Baldwin holds both physical metals and ETFs such as PHYS (Sprott Physical Gold Trust) and SLVR, which represent direct claims to vaulted metal. But he emphasizes patience: “This can go on a lot longer. This could go on another 15, 20 years.”

Hitting the Wall

Multiple forces converge toward a reckoning in 2026-27:

  • Record Treasury rollovers at elevated rates

  • Accelerating entitlement obligations

  • Waning foreign appetite for US debt (China isn’t buying, Japan has its own problems)

  • Shadow banking requires constant collateral expansion

  • Passive investing now represents over 50% of market flows (up from 5% in 1997).

Two catastrophic scenarios loom: foreign capital fleeing US markets, or short-term Treasury rates spiking as confidence erodes. Either could trigger the cascading liquidations that leverage creates.

The solution won’t be pretty. It likely involves the Fed’s balance sheet exploding past $10 trillion, new forms of monetization, and continued extraction from those furthest from the money printer.

What You Can Control

Baldwin’s advice echoes through the conversation: focus on what you can control.

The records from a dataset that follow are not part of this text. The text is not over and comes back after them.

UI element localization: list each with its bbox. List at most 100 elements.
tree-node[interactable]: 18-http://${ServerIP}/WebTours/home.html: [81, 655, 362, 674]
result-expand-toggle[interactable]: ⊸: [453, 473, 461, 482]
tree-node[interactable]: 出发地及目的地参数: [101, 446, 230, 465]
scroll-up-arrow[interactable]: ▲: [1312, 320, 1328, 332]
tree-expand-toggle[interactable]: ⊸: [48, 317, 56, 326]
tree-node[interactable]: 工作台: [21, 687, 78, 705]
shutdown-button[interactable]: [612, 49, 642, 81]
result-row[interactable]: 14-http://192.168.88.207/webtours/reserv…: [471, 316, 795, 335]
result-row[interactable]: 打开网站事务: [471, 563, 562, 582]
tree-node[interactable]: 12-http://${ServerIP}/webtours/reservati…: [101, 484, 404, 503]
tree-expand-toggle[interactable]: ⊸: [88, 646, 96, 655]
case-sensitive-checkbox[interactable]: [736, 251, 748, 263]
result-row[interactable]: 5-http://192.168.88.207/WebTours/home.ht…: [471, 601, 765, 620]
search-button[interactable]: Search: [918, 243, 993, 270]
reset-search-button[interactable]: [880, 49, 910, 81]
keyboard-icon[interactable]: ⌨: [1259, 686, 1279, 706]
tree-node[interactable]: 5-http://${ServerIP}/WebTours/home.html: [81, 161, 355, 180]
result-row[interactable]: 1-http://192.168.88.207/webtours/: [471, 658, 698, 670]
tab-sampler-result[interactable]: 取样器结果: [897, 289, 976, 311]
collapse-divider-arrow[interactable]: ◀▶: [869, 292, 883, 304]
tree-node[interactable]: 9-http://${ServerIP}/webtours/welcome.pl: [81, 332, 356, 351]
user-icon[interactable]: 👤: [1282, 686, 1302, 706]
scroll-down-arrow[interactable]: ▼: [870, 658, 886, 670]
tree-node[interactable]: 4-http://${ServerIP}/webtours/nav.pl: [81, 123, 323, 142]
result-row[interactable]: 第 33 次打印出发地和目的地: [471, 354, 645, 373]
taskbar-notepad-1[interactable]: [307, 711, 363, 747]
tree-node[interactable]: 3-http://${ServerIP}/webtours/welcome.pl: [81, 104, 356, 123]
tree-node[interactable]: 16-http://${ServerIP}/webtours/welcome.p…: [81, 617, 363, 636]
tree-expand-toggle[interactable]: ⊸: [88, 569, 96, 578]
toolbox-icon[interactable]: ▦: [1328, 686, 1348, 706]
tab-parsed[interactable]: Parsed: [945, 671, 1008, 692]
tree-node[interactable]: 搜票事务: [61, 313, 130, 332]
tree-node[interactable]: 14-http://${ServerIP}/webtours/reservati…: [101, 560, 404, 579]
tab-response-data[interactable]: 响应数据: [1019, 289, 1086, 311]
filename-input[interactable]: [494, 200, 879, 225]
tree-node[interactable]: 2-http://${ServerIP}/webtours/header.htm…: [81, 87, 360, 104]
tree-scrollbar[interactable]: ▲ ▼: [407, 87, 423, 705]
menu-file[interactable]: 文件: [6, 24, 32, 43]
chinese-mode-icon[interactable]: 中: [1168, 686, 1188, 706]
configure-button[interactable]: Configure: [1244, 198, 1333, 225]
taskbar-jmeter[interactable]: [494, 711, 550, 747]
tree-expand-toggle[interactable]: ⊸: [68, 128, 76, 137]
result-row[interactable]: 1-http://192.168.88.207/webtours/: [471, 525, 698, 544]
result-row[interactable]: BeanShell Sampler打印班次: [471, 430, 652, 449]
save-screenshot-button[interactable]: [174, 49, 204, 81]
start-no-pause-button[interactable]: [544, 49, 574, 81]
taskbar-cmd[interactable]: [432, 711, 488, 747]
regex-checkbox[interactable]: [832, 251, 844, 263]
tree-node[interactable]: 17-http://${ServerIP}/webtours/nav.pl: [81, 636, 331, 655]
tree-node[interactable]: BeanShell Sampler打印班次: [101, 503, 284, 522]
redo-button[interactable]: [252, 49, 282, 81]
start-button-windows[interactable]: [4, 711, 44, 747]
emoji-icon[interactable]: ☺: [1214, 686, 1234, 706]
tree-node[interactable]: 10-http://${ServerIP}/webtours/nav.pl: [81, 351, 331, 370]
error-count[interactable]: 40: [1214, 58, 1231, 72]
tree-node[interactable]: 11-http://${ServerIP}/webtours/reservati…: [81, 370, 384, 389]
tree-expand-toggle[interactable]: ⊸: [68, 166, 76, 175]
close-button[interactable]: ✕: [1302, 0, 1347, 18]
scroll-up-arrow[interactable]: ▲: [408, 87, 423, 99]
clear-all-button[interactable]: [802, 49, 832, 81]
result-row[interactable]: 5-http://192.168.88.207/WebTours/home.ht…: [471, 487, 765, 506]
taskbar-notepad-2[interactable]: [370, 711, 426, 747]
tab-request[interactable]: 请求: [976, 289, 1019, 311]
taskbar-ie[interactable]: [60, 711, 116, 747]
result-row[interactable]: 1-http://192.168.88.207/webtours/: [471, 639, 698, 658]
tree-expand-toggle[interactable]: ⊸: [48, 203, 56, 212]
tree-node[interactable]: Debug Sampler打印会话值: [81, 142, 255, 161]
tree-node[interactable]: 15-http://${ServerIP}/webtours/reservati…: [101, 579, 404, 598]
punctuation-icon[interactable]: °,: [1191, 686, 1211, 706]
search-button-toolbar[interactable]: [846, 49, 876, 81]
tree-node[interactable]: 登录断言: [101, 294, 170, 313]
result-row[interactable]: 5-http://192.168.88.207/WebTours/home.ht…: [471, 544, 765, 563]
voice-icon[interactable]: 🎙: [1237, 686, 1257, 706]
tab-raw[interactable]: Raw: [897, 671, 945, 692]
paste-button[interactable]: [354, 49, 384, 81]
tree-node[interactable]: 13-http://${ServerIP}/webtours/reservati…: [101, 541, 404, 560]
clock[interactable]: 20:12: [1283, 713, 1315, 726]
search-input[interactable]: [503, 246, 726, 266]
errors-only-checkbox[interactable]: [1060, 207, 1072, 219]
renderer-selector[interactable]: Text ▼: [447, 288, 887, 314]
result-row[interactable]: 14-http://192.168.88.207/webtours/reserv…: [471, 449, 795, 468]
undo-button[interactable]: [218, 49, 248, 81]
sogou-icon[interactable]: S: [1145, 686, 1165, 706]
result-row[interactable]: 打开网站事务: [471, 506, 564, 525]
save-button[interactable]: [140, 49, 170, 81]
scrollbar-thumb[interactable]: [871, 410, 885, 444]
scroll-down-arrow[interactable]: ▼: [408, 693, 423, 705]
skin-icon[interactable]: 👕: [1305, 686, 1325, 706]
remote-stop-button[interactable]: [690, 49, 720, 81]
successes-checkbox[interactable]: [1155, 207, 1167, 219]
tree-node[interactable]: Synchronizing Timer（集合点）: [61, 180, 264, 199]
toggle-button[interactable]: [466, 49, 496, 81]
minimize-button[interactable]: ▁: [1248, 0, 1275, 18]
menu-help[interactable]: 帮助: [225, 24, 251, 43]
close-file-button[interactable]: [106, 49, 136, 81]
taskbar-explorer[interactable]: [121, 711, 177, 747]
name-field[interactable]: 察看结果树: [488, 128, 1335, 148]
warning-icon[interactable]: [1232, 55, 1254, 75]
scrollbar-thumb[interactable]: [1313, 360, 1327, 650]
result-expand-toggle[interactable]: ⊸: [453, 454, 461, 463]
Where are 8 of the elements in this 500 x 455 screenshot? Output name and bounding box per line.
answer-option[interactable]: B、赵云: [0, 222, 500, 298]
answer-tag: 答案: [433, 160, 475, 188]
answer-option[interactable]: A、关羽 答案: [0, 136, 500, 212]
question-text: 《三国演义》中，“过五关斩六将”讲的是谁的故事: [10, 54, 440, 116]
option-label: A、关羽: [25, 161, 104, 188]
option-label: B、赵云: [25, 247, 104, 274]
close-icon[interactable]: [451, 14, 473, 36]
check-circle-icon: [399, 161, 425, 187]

Control your health. Control your wealth through strategic positioning in real assets and companies with genuine competitive moats. Control yourself by avoiding the panic that causes retail investors to sell at bottoms.

The system is complex by design, opaque by necessity, and rigged by structure. But understanding its mechanics—liquidity waves, insider signals, and the primacy of real assets—provides a framework for navigating the storm ahead.

As we face an increasingly bifurcated world, with the US taking the Western hemisphere and China the Eastern (echoing the Spain-Portugal division of the 1500s), the old rules dissolve. The question isn’t whether change comes, but whether you’ll be positioned to survive it.

The wealthy families of Rome, the merchants of the Renaissance, and the sovereigns of today all learned the same lesson: own what moves, own what’s scarce, and own what’s real.

Everything else is just paper promises in a world running out of credibility.